As vias públicas do Distrito Federal registraram aumento de 28,95% nos flagrantes de rachas nos primeiros cinco meses de 2026, em comparação com o mesmo período de 2025. Dados do Detran-DF mostram que as autuações passaram de 114 para 147, o que representa uma média de quase uma infração por dia. O número acende o alerta para o perigo nas pistas.
O Código de Trânsito Brasileiro (CTB) não usa o termo “racha”, mas enquadra a conduta nos artigos 173 e 174, que tratam de “disputar corrida” e “promover competição”. De janeiro a maio de 2026, ações do Detran, do DER-DF e da PMDF autuaram 10 infratores por disputa direta de corrida. No mesmo período de 2025, foram oito autuações, de um total de 18 registros em todo o ano.
Os motoristas flagrados no artigo 173 recebem autuação gravíssima, com suspensão do direito de dirigir, recolhimento da habilitação, remoção do veículo e multa multiplicada por 10. Em caso de reincidência em 12 meses, o valor dobra. As mesmas penalidades valem para quem promove ou participa de eventos e manobras perigosas sem autorização (artigo 174), incluindo organizadores.
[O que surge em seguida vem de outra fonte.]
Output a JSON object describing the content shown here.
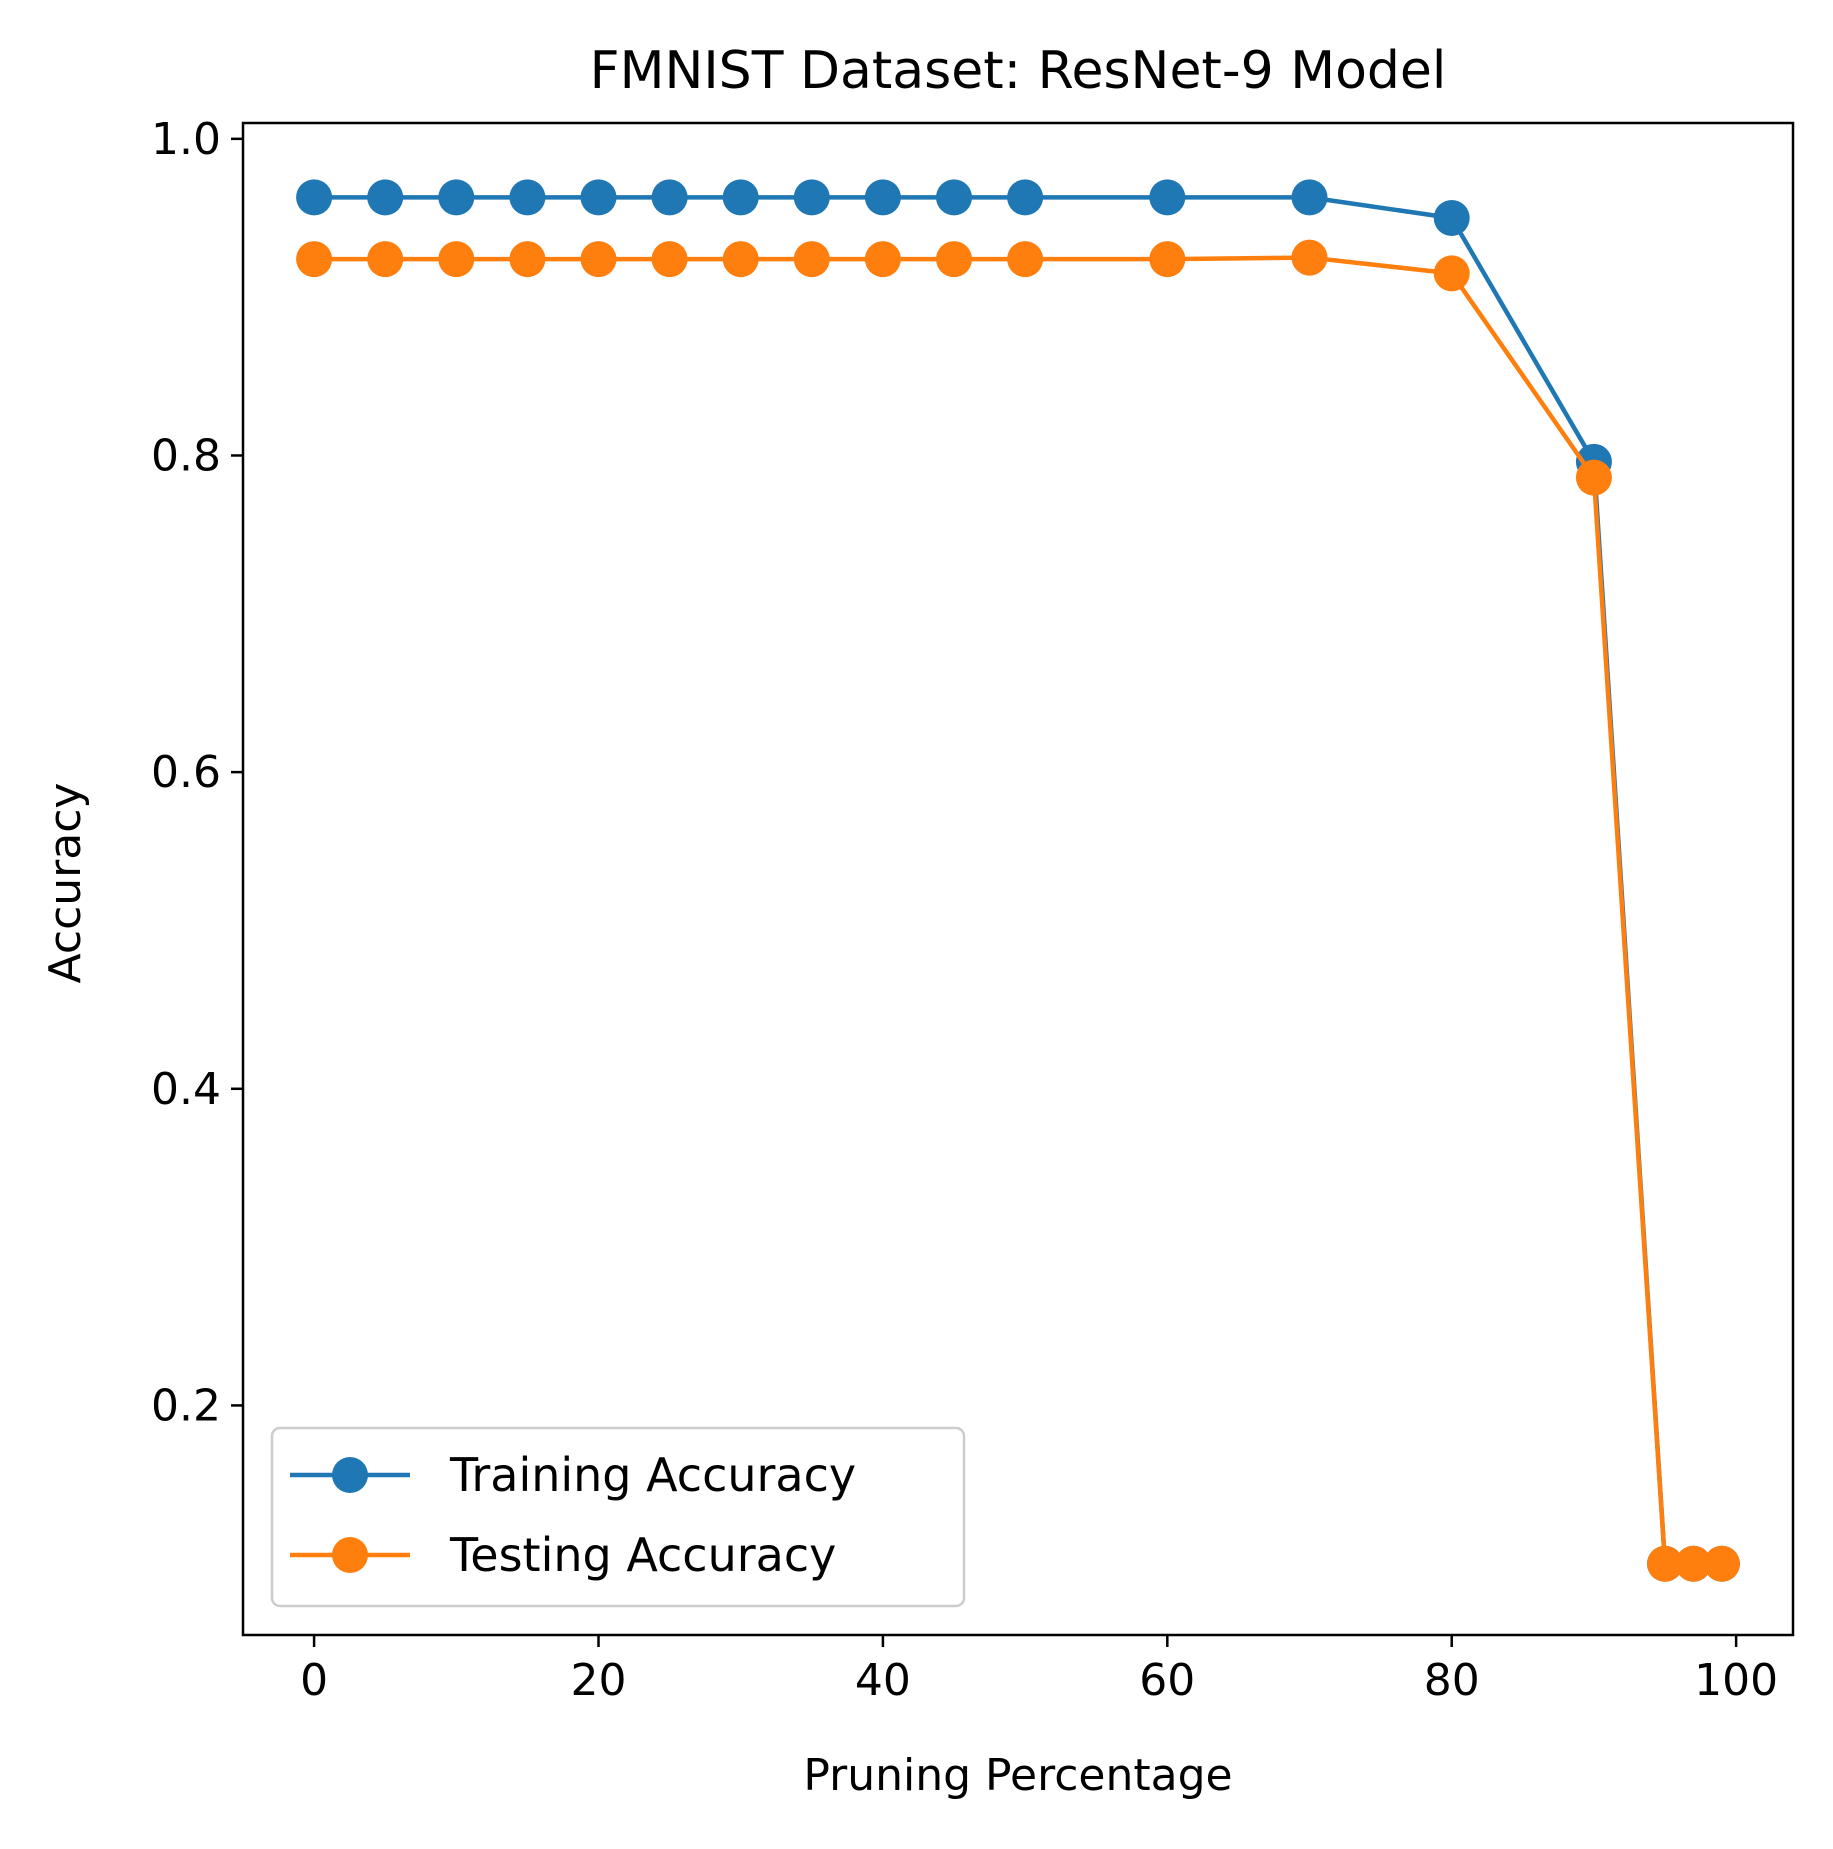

O racha também é crime pelo artigo 308 do CTB. As penas variam: detenção de seis meses a três anos para disputas sem feridos; reclusão de três a seis anos em casos de lesão corporal grave; e detenção de cinco a 10 anos se houver morte.
Para Leonardo Sant’Anna, especialista em segurança pública e professor do ISCP, a lei atual falha por permitir fiança e resposta em liberdade. “Quando há percepção de falta de aplicação da lei, o infrator nota que a legislação é fragilizada”, diz. Segundo ele, a impunidade retroalimenta o comportamento do grupo.
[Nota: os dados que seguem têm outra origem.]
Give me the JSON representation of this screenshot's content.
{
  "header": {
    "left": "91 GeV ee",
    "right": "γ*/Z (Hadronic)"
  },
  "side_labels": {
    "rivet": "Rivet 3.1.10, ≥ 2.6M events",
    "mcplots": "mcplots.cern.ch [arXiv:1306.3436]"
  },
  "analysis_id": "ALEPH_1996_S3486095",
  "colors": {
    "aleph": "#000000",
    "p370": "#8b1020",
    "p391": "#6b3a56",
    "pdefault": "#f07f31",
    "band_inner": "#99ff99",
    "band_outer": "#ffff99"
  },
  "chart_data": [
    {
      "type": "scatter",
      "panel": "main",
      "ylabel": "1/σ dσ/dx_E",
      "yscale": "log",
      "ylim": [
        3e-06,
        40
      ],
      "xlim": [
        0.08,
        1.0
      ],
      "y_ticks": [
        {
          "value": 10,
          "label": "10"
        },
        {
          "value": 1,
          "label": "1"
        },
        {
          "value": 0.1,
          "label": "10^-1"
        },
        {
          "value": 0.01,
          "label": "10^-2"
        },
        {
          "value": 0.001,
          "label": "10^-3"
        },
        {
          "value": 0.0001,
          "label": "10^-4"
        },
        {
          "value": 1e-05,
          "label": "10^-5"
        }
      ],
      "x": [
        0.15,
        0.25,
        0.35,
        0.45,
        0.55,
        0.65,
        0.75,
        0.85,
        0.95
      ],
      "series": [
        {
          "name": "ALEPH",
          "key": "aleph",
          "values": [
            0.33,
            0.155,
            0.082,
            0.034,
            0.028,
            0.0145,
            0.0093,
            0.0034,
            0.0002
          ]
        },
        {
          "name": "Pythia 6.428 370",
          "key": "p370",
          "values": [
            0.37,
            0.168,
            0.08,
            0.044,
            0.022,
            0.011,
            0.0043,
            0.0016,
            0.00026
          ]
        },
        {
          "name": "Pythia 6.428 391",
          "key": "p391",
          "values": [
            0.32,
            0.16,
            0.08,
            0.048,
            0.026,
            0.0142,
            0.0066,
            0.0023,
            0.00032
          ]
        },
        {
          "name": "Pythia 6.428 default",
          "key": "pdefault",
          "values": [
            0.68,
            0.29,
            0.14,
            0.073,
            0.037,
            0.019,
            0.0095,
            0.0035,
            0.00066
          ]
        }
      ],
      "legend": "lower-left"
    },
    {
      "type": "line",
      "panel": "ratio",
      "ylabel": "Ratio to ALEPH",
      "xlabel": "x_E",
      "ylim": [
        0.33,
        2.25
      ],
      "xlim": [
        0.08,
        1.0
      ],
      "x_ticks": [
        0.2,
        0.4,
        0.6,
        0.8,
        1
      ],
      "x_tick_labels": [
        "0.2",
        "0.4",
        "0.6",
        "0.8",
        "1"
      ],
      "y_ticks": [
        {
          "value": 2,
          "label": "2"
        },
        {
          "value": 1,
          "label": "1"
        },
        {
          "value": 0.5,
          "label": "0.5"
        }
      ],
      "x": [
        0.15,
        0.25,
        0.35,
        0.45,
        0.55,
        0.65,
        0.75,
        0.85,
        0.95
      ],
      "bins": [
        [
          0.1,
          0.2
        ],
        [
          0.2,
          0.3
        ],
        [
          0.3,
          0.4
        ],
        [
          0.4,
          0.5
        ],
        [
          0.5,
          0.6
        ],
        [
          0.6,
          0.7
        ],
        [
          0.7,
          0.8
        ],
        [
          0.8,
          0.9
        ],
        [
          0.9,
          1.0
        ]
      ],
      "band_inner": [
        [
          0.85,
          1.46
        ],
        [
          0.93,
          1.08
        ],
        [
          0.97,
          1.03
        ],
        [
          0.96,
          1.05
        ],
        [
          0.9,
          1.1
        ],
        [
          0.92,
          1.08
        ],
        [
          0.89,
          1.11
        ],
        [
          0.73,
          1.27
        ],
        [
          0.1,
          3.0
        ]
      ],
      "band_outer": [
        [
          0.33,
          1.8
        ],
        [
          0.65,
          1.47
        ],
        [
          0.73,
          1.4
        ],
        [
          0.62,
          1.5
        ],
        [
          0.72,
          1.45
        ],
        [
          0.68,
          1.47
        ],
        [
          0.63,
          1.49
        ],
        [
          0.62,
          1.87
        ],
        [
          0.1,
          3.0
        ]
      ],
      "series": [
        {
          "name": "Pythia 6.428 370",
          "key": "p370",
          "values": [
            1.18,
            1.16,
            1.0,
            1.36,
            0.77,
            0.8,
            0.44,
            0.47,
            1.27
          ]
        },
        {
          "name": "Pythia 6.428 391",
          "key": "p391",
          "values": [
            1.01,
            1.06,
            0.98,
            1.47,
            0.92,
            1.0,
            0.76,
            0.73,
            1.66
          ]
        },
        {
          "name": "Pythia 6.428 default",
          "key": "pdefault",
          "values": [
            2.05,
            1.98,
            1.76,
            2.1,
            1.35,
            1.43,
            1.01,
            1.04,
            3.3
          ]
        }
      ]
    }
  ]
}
Sant’Anna avalia que a discussão sobre endurecer a pena com regime fechado ou confisco de bens ainda é precoce. “Talvez o regime fechado nem sequer incomode esse perfil de infrator. A análise deve incluir aspectos financeiros e processos de reeducação”, afirma.
O especialista aponta as redes sociais como principal impulsionador do crime no DF. A exibição de vídeos em Instagram e TikTok transformou o racha em espetáculo digital. Ele defende que a lei seja atualizada para que divulgar vídeos ou aceitar desafios na internet funcione como agravante na pena.
O problema não é exclusivo do DF. Na Câmara dos Deputados, tramita o Projeto de Lei 7235/25, do deputado Amom Mandel (Cidadania-AM), que cria o Programa Nacional de Prevenção e Combate às Corridas Ilegais.
Em nota, o Detran-DF informou que a Diretoria de Policiamento e Fiscalização de Trânsito realiza ações rotineiras de patrulhamento em todo o DF. A Diretoria de Educação também promove campanhas para conscientizar condutores sobre práticas seguras e respeito aos limites de velocidade.